V. The services sector also strengthened further to +16.7% YoY (2Q22: +12.0% YoY), propelled by the better labour market conditions and continued recovery in the tourism industries. Growth was mostly broad based; particularly in accommodation (+294.7% YoY; 2Q22: +139.2% YoY), motor vehicles (+142.2% YoY; 2Q22: +66.3% YoY), transportation & storage (+41.4% YoY; 2Q22: +35.8% YoY) and business activities (+35.4% YoY; 2Q22: +16.7% YoY). Food & beverages (+31.0% YoY; 2Q22: +24.5% YoY) and retail trade (+28.0% YoY; 2Q22: +21.6% YoY) also saw higher growth.

Current account (CA) surplus widened to RM14.1bn or 3.1% of GNI (2Q22: RM4.4bn or 1.0% of GNI), on account of the higher surplus registered in the goods account (RM43.0bn; 2Q22: RM34.0bn). The services account also recorded a smalle r deficit of -RM9.6bn (2Q22: -RM12.3bn) mainly due to higher travel and transport receipts, following the improvement in inbound tourist arrivals. Meanwhile, the primary income account deficit widened (-RM17.2bn; 2Q22: -RM14.7bn) owing to lower investment income generated by Malaysian firms investing aboard.

HLIB’S VIEW

Following the strong 3Q22 GDP posting and better-than-expected economic releases thus far, we revise upwards our 2022 GDP forecast to +8.2% YoY (previous: +6.5% YoY). Although we still expect growth to moderate in 4Q22, following the absence of base effect and weakening external demand, the economy is expected to continue to be supported by domestic demand amid the improving labour market situation. Meanwhile, following the darkening global outlook, we downgrade our 2023 GDP to +4.2% YoY (previous: +4.5% YoY). This is still in line with the official forecast range of 4.0% - 5.0% YoY.

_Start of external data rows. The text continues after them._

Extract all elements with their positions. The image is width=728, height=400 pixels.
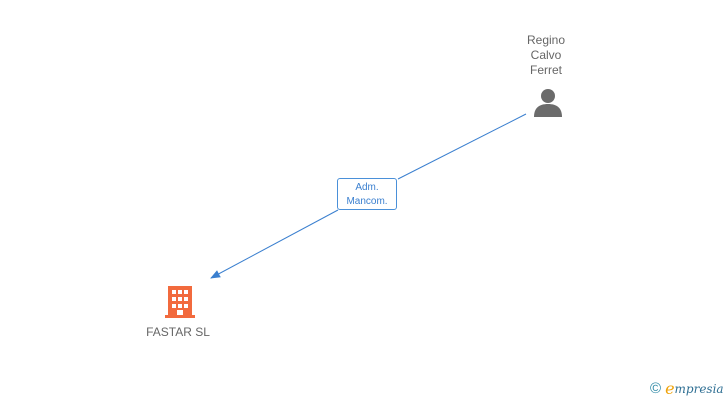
brand-logo: © e mpresia [650,380,724,398]
edge-label-to-company [210,209,339,279]
person-icon[interactable] [533,88,563,118]
relationship-label-line-1: Adm. [355,182,379,193]
relationship-label-line-2: Mancom. [346,196,388,207]
brand-name: mpresia [674,382,724,396]
company-name[interactable]: FASTAR SL [146,325,210,339]
person-name-line-3: Ferret [529,63,562,77]
relationship-label[interactable]: Adm. Mancom. [337,178,397,210]
person-name[interactable]: Regino Calvo Ferret [498,33,594,78]
person-name-line-1: Regino [526,33,566,47]
brand-initial: e [665,379,675,398]
building-icon[interactable] [164,285,196,319]
person-name-line-2: Calvo [530,48,562,62]
copyright-icon: © [650,380,662,397]
edge-person-to-label [397,113,527,180]
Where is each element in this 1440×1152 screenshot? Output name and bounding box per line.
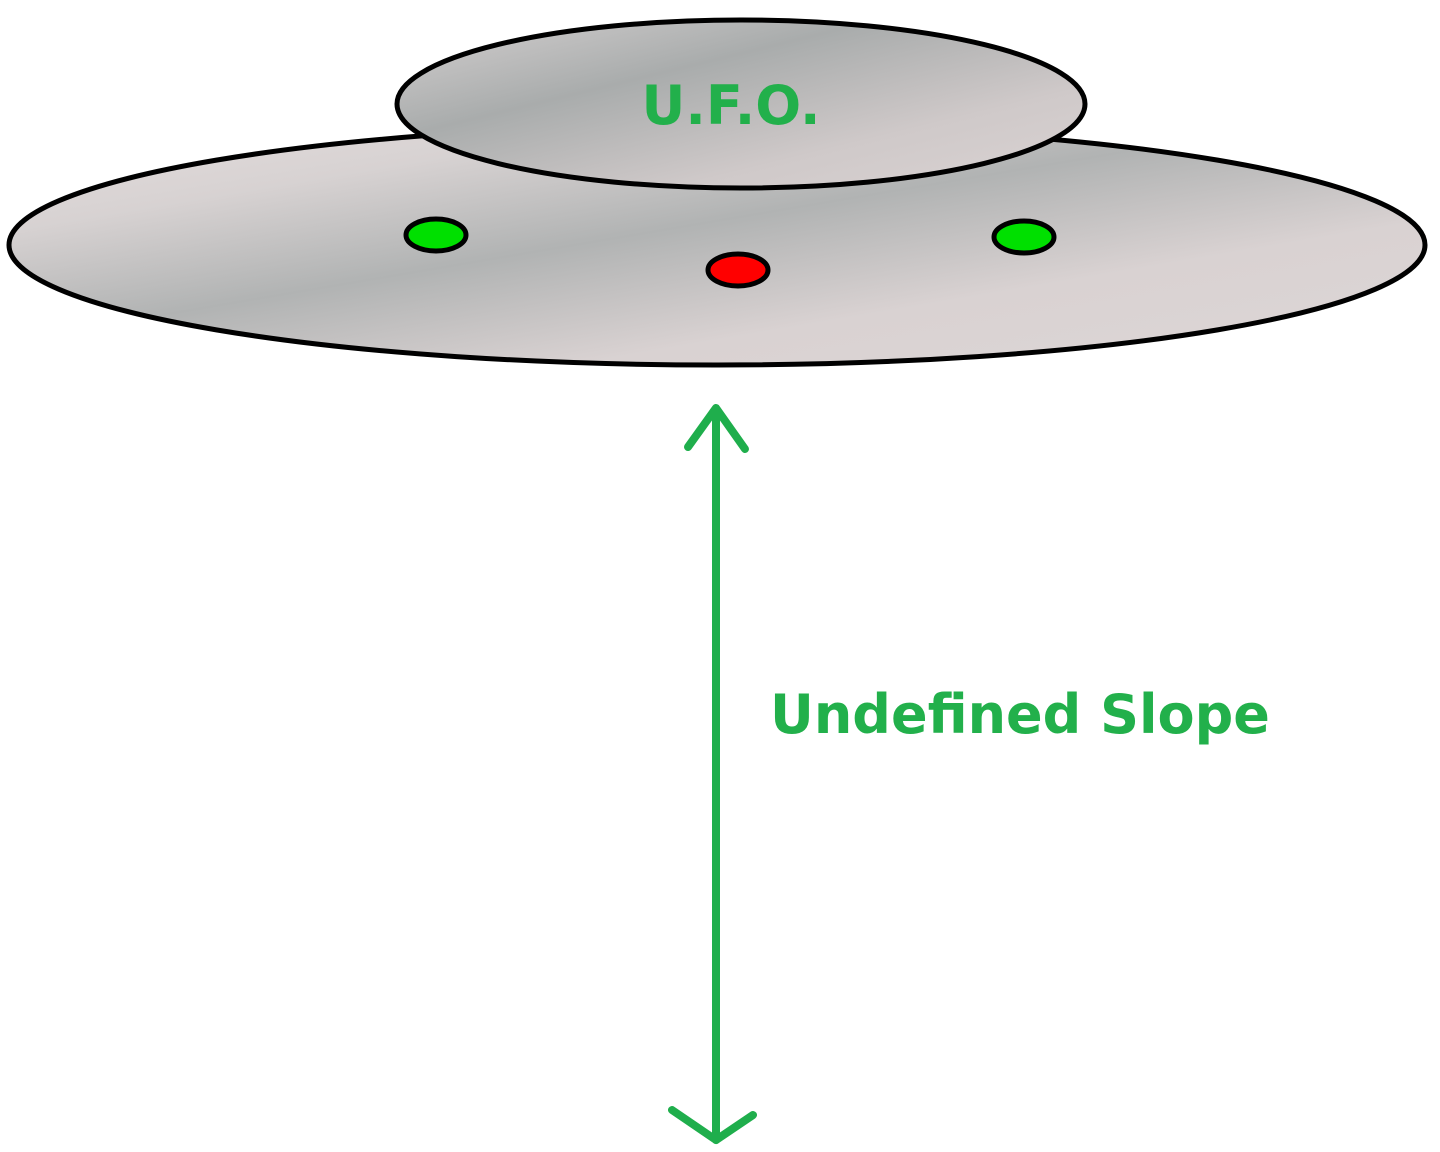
arrow-head-bottom bbox=[668, 1106, 757, 1144]
vertical-arrow-icon bbox=[668, 404, 757, 1144]
ufo-label: U.F.O. bbox=[641, 74, 820, 137]
arrow-label: Undefined Slope bbox=[770, 683, 1270, 746]
ufo-dome bbox=[394, 17, 1088, 191]
ufo-light-left-green bbox=[403, 216, 469, 254]
ufo-icon: U.F.O. bbox=[6, 17, 1428, 368]
arrow-head-top bbox=[684, 404, 749, 453]
ufo-light-center-red bbox=[705, 251, 771, 289]
ufo-light-right-green bbox=[991, 218, 1057, 256]
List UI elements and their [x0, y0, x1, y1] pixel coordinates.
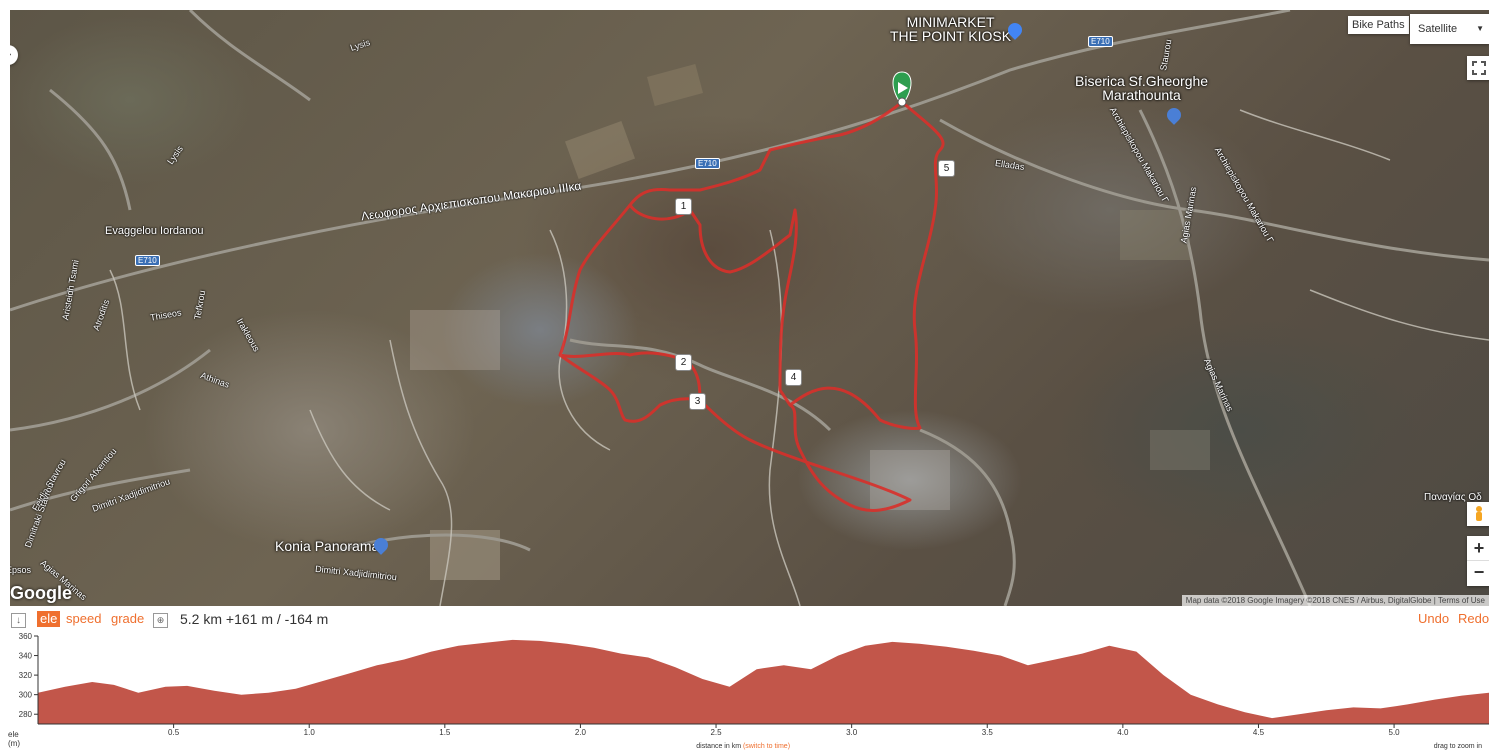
- highway-shield: E710: [1088, 36, 1113, 47]
- highway-shield: E710: [135, 255, 160, 266]
- map-overlay: [10, 10, 1489, 606]
- road-label: Evaggelou Iordanou: [105, 225, 204, 237]
- zoom-to-route-button[interactable]: ⊕: [153, 613, 168, 628]
- y-axis-unit: (m): [8, 739, 20, 748]
- y-tick-label: 340: [19, 652, 33, 661]
- expand-sidebar-button[interactable]: ›: [10, 45, 18, 65]
- undo-button[interactable]: Undo: [1418, 611, 1450, 626]
- y-tick-label: 360: [19, 632, 33, 641]
- x-tick-label: 2.0: [575, 728, 587, 737]
- y-axis-label: ele: [8, 730, 19, 739]
- zoom-controls: + −: [1467, 536, 1489, 586]
- highway-shield: E710: [695, 158, 720, 169]
- chevron-down-icon: ▼: [1476, 24, 1484, 33]
- map-type-select[interactable]: Satellite ▼: [1410, 14, 1489, 44]
- google-logo: Google: [10, 583, 72, 603]
- satellite-map[interactable]: Λεωφορος Αρχιεπισκοπου Μακαριου ΙΙΙκα Ev…: [10, 10, 1489, 606]
- y-tick-label: 280: [19, 710, 33, 719]
- zoom-icon: ⊕: [156, 615, 165, 625]
- arrow-down-icon: ↓: [16, 615, 21, 626]
- x-tick-label: 0.5: [168, 728, 180, 737]
- x-tick-label: 4.0: [1117, 728, 1129, 737]
- elevation-area: [38, 639, 1489, 724]
- y-tick-label: 320: [19, 671, 33, 680]
- poi-label: Konia Panorama: [275, 538, 380, 554]
- elevation-toolbar: ↓ ele speed grade ⊕ 5.2 km +161 m / -164…: [10, 610, 1489, 632]
- waypoint-marker-5[interactable]: 5: [938, 160, 955, 177]
- x-axis-label: distance in km (switch to time): [696, 743, 790, 750]
- route-track: [558, 100, 945, 512]
- pegman-icon: [1476, 506, 1482, 521]
- x-tick-label: 3.0: [846, 728, 858, 737]
- collapse-profile-button[interactable]: ↓: [11, 613, 26, 628]
- x-tick-label: 3.5: [982, 728, 994, 737]
- map-attribution[interactable]: Map data ©2018 Google Imagery ©2018 CNES…: [1181, 595, 1489, 606]
- waypoint-marker-1[interactable]: 1: [675, 198, 692, 215]
- fullscreen-icon: [1472, 61, 1486, 75]
- route-stats: 5.2 km +161 m / -164 m: [180, 611, 329, 627]
- waypoint-marker-4[interactable]: 4: [785, 369, 802, 386]
- map-type-value: Satellite: [1418, 23, 1458, 35]
- x-tick-label: 5.0: [1389, 728, 1401, 737]
- poi-minimarket[interactable]: MINIMARKET THE POINT KIOSK: [890, 14, 1025, 44]
- redo-button[interactable]: Redo: [1458, 611, 1489, 626]
- minor-roads: [109, 109, 1489, 606]
- poi-konia-panorama[interactable]: Konia Panorama: [275, 539, 379, 553]
- x-tick-label: 2.5: [710, 728, 722, 737]
- road-label: Epsos: [10, 565, 32, 575]
- poi-label: MINIMARKET THE POINT KIOSK: [890, 14, 1012, 44]
- road-label: Παναγίας Οδ: [1424, 492, 1482, 503]
- tab-elevation[interactable]: ele: [37, 611, 61, 627]
- start-pin[interactable]: [892, 71, 912, 107]
- poi-label: Biserica Sf.Gheorghe Marathounta: [1075, 73, 1209, 103]
- fullscreen-button[interactable]: [1467, 56, 1489, 80]
- waypoint-marker-2[interactable]: 2: [675, 354, 692, 371]
- tab-grade[interactable]: grade: [111, 611, 145, 626]
- drag-to-zoom-hint: drag to zoom in: [1434, 743, 1482, 750]
- x-tick-label: 1.5: [439, 728, 451, 737]
- street-view-pegman[interactable]: [1467, 502, 1489, 526]
- x-tick-label: 4.5: [1253, 728, 1265, 737]
- x-axis-label-text: distance in km: [696, 743, 743, 750]
- bike-paths-toggle[interactable]: Bike Paths: [1348, 16, 1409, 34]
- zoom-out-button[interactable]: −: [1473, 562, 1485, 582]
- waypoint-marker-3[interactable]: 3: [689, 393, 706, 410]
- switch-to-time-link[interactable]: (switch to time): [743, 743, 790, 750]
- y-tick-label: 300: [19, 691, 33, 700]
- zoom-in-button[interactable]: +: [1467, 536, 1489, 561]
- tab-speed[interactable]: speed: [66, 611, 102, 626]
- chevron-right-icon: ›: [10, 49, 11, 60]
- roads: [10, 10, 1489, 606]
- elevation-profile-chart[interactable]: 360 340 320 300 280 0.5 1.0 1.5 2.0 2.5 3.0 3.5 4.0 4…: [0, 632, 1489, 751]
- x-tick-label: 1.0: [304, 728, 316, 737]
- poi-church[interactable]: Biserica Sf.Gheorghe Marathounta: [1075, 74, 1208, 102]
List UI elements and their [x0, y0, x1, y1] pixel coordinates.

BNM reiterated that the Malaysian economy will continue to be supported by firm domestic demand for the rest of the year. The economy will continue to expand, albeit at a softer pace in 4Q22, reflecting the more challenging global environment and dissipating base effect, consistent with our view. For 2023, BNM also expects the economy to continue to be supported by domestic demand and further improvements in the labour market. Meanwhile, headline inflation is expected to moderate but remain elevated in 4Q22, while core inflation is anticipated to remain high for the rest of the year. Going into 2023, both headline and core inflation are expected to remain high amid both demand and cost pressures and possible adjustments to domestic policies. Taking these developments into account, we expect BNM to raise OPR by another 50bps by Mar 2023.